Five-Dimensional Aspects of M-Theory Dynamics and Supersymmetry Breaking

We discuss the reduction of the eleven-dimensional M-theory effective Lagrangian, considering first compactification from eleven to five dimensions on a Calabi-Yau manifold, followed by reduction to four dimensions on an S_1/Z_2 line segment at a larger distance scale. The Calabi-Yau geometry leads to a structure of the five-dimensional Lagrangian that has more freedom than the eleven-dimensional theory. In five dimensions one obtains a non-linear sigma-model coupled to gravity, which implies non-trivial dynamics for the scalar moduli fields in the bulk of the Z_2 orbifold. We discuss solutions to the five-dimensional equations of motion in the presence of sources localized on the boundaries of the Z_2 orbifold that may trigger supersymmetry breaking, e.g., gaugino condensates.
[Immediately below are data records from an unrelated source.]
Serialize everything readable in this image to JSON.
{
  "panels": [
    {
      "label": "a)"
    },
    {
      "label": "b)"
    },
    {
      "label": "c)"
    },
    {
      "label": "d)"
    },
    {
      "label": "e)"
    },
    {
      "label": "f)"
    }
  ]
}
The transmission of supersymmetry breaking from the hidden wall to the visible wall is demonstrated in specific models. The role of the messenger of supersymmetry breaking may be played by the gravity supermultiplet and/or by scalar hypermultiplets. The latter include the universal hypermultiplet associated with the Calabi-Yau volume, and also the hypermultiplets associated with deformations of its complex structure, which mix in general.